Sigfrido y las doncellas del Rin, por Albert Pinkham Ryder, entre 1888 y 1891, óleo sobre lienzo, 50,5 x 52 cm, Washington, Galería Nacional.

El arte es así la religión de los que carecen de religión, una fuente de la que emana sentido, aunque sea intermitente, una religión al margen de las instituciones religiosas, en las que cada vez se cree menos. Religión, como nos recordaba Mircea Eliade, proviene etimológicamente de “re-ligare, estar vinculado a algo”; en el caso de la pintura de Juan Carlos Savater, a la naturaleza, que nos trasciende, de la que venimos y a la que vamos.

No es casual que el romanticismo se encuentre en las antípodas del positivismo, que cree que todo se puede convertir en “ciencia”, entendida como hechos mensurables, contables y calculables. Por eso la pintura de Juan Carlos Savater está lejos de los ideales científicos y más bien cerca de la proposición 6.52 del Tractatus de Wittgenstein: “Sentimos que aun cuando todas las posibles cuestiones científicas hayan recibido respuesta, nuestros problemas vitales no se han rozado en lo más mínimo. Por supuesto que entonces ya no queda respuesta alguna; y esto es precisamente la respuesta.” 

Frente a la progresiva desacralización del mundo por parte de las ciencias (yo aquí me atrevería a distinguir entre los científicos que reconocen el misterio, a pesar de la explicación, y aquellos otros que no se asombran ni se admiran ni se maravillan, lo que en cierto modo implica dejar de dialogar y preguntarse), el arte nos recuerda que no todo es mensurable, contable y calculable, que más allá de los datos sigue el misterio de fondo de la existencia.

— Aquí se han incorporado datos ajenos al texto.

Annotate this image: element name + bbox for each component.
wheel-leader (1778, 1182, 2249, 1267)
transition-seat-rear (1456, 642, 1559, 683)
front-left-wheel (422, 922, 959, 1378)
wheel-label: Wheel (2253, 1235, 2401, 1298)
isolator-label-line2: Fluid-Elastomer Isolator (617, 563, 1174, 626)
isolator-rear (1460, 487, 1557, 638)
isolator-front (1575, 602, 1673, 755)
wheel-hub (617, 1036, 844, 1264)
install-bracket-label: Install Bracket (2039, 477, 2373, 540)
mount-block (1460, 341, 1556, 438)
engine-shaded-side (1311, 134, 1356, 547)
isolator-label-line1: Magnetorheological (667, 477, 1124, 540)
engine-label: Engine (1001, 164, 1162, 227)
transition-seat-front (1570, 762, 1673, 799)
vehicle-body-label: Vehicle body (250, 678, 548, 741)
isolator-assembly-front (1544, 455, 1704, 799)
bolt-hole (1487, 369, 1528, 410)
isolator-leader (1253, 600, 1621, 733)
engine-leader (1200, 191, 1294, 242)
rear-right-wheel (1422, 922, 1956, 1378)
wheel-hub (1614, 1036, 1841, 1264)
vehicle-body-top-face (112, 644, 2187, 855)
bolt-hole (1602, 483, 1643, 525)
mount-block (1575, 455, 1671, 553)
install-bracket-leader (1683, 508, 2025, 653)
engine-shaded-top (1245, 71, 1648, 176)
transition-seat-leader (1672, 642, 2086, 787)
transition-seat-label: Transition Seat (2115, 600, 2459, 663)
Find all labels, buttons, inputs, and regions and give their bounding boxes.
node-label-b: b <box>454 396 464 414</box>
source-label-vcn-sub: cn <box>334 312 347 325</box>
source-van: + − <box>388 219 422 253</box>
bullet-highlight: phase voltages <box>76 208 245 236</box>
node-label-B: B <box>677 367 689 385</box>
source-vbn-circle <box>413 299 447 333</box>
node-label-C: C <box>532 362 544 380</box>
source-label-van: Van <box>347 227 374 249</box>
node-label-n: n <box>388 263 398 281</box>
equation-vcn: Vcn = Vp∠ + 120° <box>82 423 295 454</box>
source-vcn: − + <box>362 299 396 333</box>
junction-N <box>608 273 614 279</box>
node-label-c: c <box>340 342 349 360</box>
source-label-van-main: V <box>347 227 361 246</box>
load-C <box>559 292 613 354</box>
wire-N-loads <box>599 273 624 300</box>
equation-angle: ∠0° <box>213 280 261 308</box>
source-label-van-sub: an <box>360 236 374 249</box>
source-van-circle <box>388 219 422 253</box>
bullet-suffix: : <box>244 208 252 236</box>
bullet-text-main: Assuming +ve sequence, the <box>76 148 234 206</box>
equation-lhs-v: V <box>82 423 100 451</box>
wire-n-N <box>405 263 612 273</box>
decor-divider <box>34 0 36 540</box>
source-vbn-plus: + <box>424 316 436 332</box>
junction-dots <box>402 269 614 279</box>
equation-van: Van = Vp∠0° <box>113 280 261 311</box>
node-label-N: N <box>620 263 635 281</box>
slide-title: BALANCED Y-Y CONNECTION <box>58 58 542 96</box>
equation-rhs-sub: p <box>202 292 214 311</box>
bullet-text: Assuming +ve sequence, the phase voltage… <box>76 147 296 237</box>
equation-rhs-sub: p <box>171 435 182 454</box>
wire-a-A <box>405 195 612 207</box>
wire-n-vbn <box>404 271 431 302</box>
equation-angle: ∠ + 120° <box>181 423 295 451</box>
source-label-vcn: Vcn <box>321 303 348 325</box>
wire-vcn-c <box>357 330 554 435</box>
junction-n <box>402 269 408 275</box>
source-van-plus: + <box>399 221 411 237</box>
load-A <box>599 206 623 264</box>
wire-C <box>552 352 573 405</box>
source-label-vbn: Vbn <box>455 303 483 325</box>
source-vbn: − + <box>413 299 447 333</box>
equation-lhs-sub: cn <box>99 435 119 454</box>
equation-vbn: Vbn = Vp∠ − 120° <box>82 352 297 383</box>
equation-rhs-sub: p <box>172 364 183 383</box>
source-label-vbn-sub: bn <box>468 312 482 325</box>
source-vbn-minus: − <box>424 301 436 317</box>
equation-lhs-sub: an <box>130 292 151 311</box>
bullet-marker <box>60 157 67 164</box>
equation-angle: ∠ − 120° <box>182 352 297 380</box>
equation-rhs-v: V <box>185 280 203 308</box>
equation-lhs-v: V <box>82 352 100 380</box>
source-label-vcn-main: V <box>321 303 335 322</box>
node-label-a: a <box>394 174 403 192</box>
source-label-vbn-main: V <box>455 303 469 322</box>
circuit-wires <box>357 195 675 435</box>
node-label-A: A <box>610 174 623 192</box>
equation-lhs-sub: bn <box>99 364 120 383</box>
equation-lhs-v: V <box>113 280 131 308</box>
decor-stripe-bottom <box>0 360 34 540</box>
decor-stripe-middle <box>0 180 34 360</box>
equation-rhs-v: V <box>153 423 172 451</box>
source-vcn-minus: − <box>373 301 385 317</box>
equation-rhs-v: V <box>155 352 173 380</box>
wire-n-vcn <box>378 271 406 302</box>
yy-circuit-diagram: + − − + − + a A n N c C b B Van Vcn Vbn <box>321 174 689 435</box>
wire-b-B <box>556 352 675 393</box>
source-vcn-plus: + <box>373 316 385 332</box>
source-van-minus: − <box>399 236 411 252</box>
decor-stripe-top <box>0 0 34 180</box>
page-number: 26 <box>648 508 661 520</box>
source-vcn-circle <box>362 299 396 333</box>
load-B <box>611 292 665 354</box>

Cárabo, por Juan Carlos Savater, óleo sobre lienzo, 50 x 71 cm.

Ejercicios espirituales

Por este concepto entendemos las diferentes prácticas con las que un ser humano se interpela a sí mismo para transformarse de forma subjetiva y acceder a otro modo de ser. Tengo para mí que las pinturas de Juan Carlos Savater son en este sentido “ejercicios espirituales”.

¿Qué es lo que se procura con estos ejercicios espirituales? Dependiendo de cada persona y de las circunstancias, las intenciones y fines pueden ser variados: quizá una ascesis que, como diría Michel Foucault, “no es tanto una renuncia como una preparación ante lo incierto del destino”; tal vez elevar la mirada por encima de las vicisitudes cotidianas fijándose en la naturaleza para comprender y aceptar lo que ha sucedido; acaso ordenar establecer una economía de deseos y una jerarquía de valores por los que queremos actuar…

Desnudo con la boca abierta, por Juan Carlos Savater, óleo sobre lienzo, 81 x 65 cm.

Lejos de lo que pueda parecer, estos ejercicios espirituales en la pintura y en el arte están presentes desde un pasado que no sabría determinar. No de otro modo entiendo esta declaración de Friedrich durante el proceso de la pintura: “Debo rendirme a lo que me rodea, unirme con las nubes y con las piedras para ser lo que soy”. Importa lo que se alcance a pintar, no solo qué se representa sino también cómo, pero al mismo tiempo importa la operación que tiene lugar en nuestra subjetividad, la transformación que acaece en nosotros. El arte es un fruto humano del mismo modo que nosotros somos frutos del arte.

Asimismo, estos ejercicios espirituales no pertenecen únicamente a la cultura occidental, sino que podemos rastrearlos en Oriente. El fenómeno que describe Friedrich, contemplar hasta que el sujeto se funde con los objetos de un paisaje, si es que cabe hablar propiamente en estos términos dualistas de “sujeto” y “objeto” en los que andamos enredados con la gramática, se corresponde con lo que en la cultura china se ha denominado “habitar una pintura” (véase La sabiduría como estética. China: confucianismo, taoísmo y budismo, de Chantal Maillard).

Día tras día, por Juan Carlos Savater, óleo sobre tabla, 71 cm de diámetro.

Quizá la contemplación perfecta requiera por parte de nosotros, como antes lo habrá requerido por parte del artista, que nos fundamos con el paisaje, que desaparezcamos en él para percibir de una manera más amplia y profunda, en suma, para ser de otro modo. ¿No es esto una forma de caminar hacia la no dualidad, de alejarse de la fragmentación del yo a la que nos arrastra inexorablemente la experiencia de la vida moderna? Aprendamos, por tanto, a “habitar la pintura”; a esta aventura de vivir en consonancia con uno mismo y con lo que nos rodea es a lo que nos invita la obra de Juan Carlos Savater.

Sara, por Juan Carlos Savater, óleo sobre lienzo.
Fernando Savater, por Juan Carlos Savater, óleo sobre lienzo.